Okolicznością łagodzącą była lżejsza postać umyślności w postaci zamiaru ewentualnego, jaka znamionowała jego inkryminowane działanie. R. K. (1) dokonanej zbrodni nie planował. Bezpośrednio uświadomiwszy sobie skutki swego czynu, próbował reanimacji i wezwał służby medyczne.

Sąd wobec R. K. (1) nie dopatrzył się innych okoliczności łagodzących. Trudno za taką uznać fakt, że oskarżony jest uzależniony od alkoholu. Oskarżony świadom jest skutków jego spożycia, w szczególności tego, że pod wpływem alkoholu staje się agresywny. Jednocześnie okazywana przez oskarżonego w toku postępowania skrucha, żal z powodu śmierci matki w ocenie Sądu był przez R. K. (1) był przyjętą przez niego linią obrony, wyrażany był na użytek postępowania, aby złagodzić ewentualną karę. W ten sam sposób ocenić trzeba jego postawę przyjętą bezpośrednio po stwierdzeniu uśmiercenia A. K. (1).

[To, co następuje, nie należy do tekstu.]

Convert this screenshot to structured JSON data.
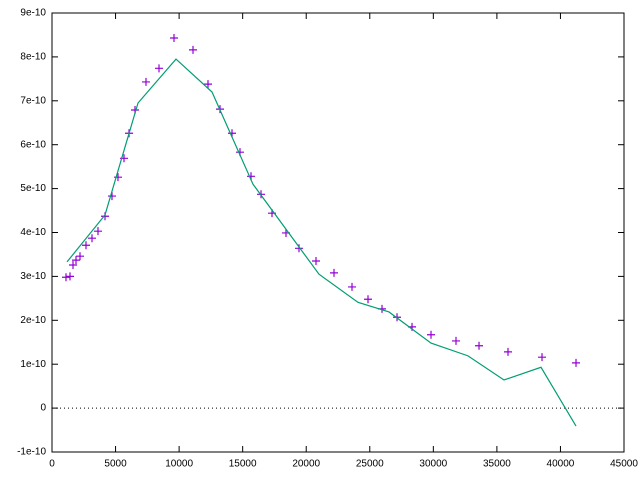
{
  "chart_data": {
    "type": "scatter",
    "xlim": [
      0,
      45000
    ],
    "xticks": [
      0,
      5000,
      10000,
      15000,
      20000,
      25000,
      30000,
      35000,
      40000,
      45000
    ],
    "ylim": [
      -1e-10,
      9e-10
    ],
    "yticks": [
      -1e-10,
      0,
      1e-10,
      2e-10,
      3e-10,
      4e-10,
      5e-10,
      6e-10,
      7e-10,
      8e-10,
      9e-10
    ],
    "zero_line": true,
    "series": [
      {
        "type": "scatter",
        "color": "#9400d3",
        "x": [
          1101,
          1416,
          1652,
          1888,
          2203,
          2675,
          3147,
          3619,
          4170,
          4720,
          5192,
          5664,
          6058,
          6530,
          7395,
          8418,
          9598,
          11093,
          12273,
          13217,
          14161,
          14790,
          15656,
          16443,
          17308,
          18409,
          19432,
          20770,
          22186,
          23602,
          24861,
          25963,
          27143,
          28323,
          29817,
          31784,
          33594,
          35875,
          38550,
          41225
        ],
        "values": [
          2.98e-10,
          3e-10,
          3.26e-10,
          3.37e-10,
          3.46e-10,
          3.71e-10,
          3.87e-10,
          4.03e-10,
          4.37e-10,
          4.83e-10,
          5.26e-10,
          5.69e-10,
          6.26e-10,
          6.79e-10,
          7.43e-10,
          7.74e-10,
          8.43e-10,
          8.16e-10,
          7.38e-10,
          6.81e-10,
          6.26e-10,
          5.83e-10,
          5.28e-10,
          4.87e-10,
          4.44e-10,
          3.99e-10,
          3.64e-10,
          3.35e-10,
          3.08e-10,
          2.76e-10,
          2.48e-10,
          2.26e-10,
          2.07e-10,
          1.85e-10,
          1.67e-10,
          1.53e-10,
          1.42e-10,
          1.28e-10,
          1.16e-10,
          1.03e-10
        ]
      },
      {
        "type": "line",
        "color": "#009e73",
        "x": [
          1180,
          4170,
          6766,
          9755,
          12588,
          15813,
          21005,
          24074,
          26512,
          29817,
          32728,
          35560,
          38471,
          41225
        ],
        "values": [
          3.33e-10,
          4.4e-10,
          6.95e-10,
          7.95e-10,
          7.2e-10,
          5.1e-10,
          3.05e-10,
          2.41e-10,
          2.19e-10,
          1.48e-10,
          1.19e-10,
          6.4e-11,
          9.3e-11,
          -4.1e-11
        ]
      }
    ]
  }
}
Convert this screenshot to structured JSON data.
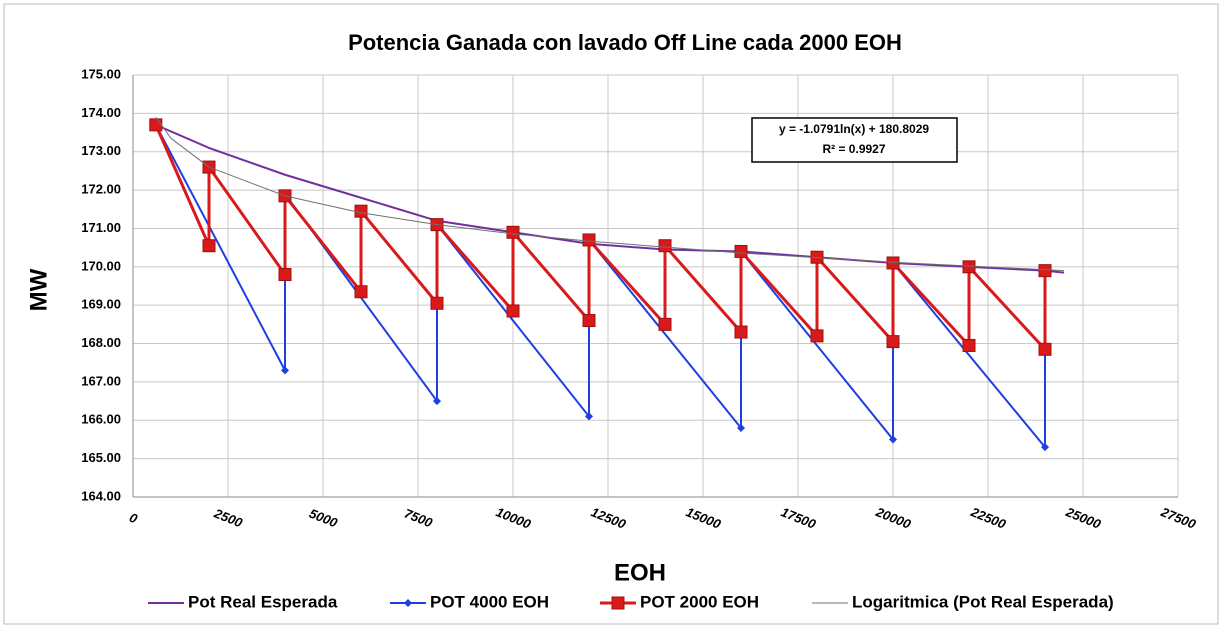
{
  "chart_data": {
    "type": "line",
    "title": "Potencia Ganada con lavado Off Line cada 2000 EOH",
    "x_label": "EOH",
    "y_label": "MW",
    "xlim": [
      0,
      27500
    ],
    "xticks": [
      0,
      2500,
      5000,
      7500,
      10000,
      12500,
      15000,
      17500,
      20000,
      22500,
      25000,
      27500
    ],
    "ylim": [
      164,
      175
    ],
    "yticks": [
      {
        "value": 164,
        "label": "164.00"
      },
      {
        "value": 165,
        "label": "165.00"
      },
      {
        "value": 166,
        "label": "166.00"
      },
      {
        "value": 167,
        "label": "167.00"
      },
      {
        "value": 168,
        "label": "168.00"
      },
      {
        "value": 169,
        "label": "169.00"
      },
      {
        "value": 170,
        "label": "170.00"
      },
      {
        "value": 171,
        "label": "171.00"
      },
      {
        "value": 172,
        "label": "172.00"
      },
      {
        "value": 173,
        "label": "173.00"
      },
      {
        "value": 174,
        "label": "174.00"
      },
      {
        "value": 175,
        "label": "175.00"
      }
    ],
    "grid": true,
    "legend": "bottom",
    "annotation": {
      "lines": [
        "y = -1.0791ln(x) + 180.8029",
        "R² = 0.9927"
      ]
    },
    "series": [
      {
        "name": "Pot Real Esperada",
        "color": "#7030a0",
        "marker": "none",
        "width": 2,
        "x": [
          600,
          2000,
          4000,
          6000,
          8000,
          10000,
          12000,
          14000,
          16000,
          18000,
          20000,
          22000,
          24000,
          24500
        ],
        "values": [
          173.7,
          173.1,
          172.4,
          171.8,
          171.2,
          170.9,
          170.6,
          170.45,
          170.4,
          170.25,
          170.1,
          170.0,
          169.9,
          169.85
        ]
      },
      {
        "name": "POT 4000 EOH",
        "color": "#1f3fe0",
        "marker": "diamond",
        "width": 2,
        "x": [
          600,
          4000,
          4000,
          8000,
          8000,
          12000,
          12000,
          16000,
          16000,
          20000,
          20000,
          24000,
          24000
        ],
        "values": [
          173.7,
          167.3,
          171.9,
          166.5,
          171.1,
          166.1,
          170.7,
          165.8,
          170.4,
          165.5,
          170.1,
          165.3,
          169.9
        ]
      },
      {
        "name": "POT 2000 EOH",
        "color": "#d91a1a",
        "marker": "square",
        "width": 3,
        "x": [
          600,
          2000,
          2000,
          4000,
          4000,
          6000,
          6000,
          8000,
          8000,
          10000,
          10000,
          12000,
          12000,
          14000,
          14000,
          16000,
          16000,
          18000,
          18000,
          20000,
          20000,
          22000,
          22000,
          24000,
          24000
        ],
        "values": [
          173.7,
          170.55,
          172.6,
          169.8,
          171.85,
          169.35,
          171.45,
          169.05,
          171.1,
          168.85,
          170.9,
          168.6,
          170.7,
          168.5,
          170.55,
          168.3,
          170.4,
          168.2,
          170.25,
          168.05,
          170.1,
          167.95,
          170.0,
          167.85,
          169.9
        ]
      },
      {
        "name": "Logaritmica (Pot Real Esperada)",
        "color": "#707070",
        "marker": "none",
        "width": 1,
        "x": [
          600,
          1000,
          2000,
          4000,
          6000,
          8000,
          10000,
          12000,
          16000,
          20000,
          24500
        ],
        "values": [
          173.9,
          173.35,
          172.6,
          171.85,
          171.41,
          171.1,
          170.86,
          170.67,
          170.36,
          170.12,
          169.9
        ]
      }
    ]
  }
}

Wydaje się, że motywem działań oskarżonego był strach przed nieuchronnością kary i konsekwencjami jego karygodnego postępowania, a nie faktyczna i szczera skrucha. Wniosek taki płynie z analizy jego wcześniejszych zachowań podejmowanych wobec matki, nacechowanych brutalnością i pogardą.

Biorąc pod uwagę powołane wyżej okoliczności Sąd doszedł do wniosku, że adekwatna z punktu widzenia zawinienia i społecznej szkodliwości będzie dla oskarżonego kara 25 lat pozbawienia wolności.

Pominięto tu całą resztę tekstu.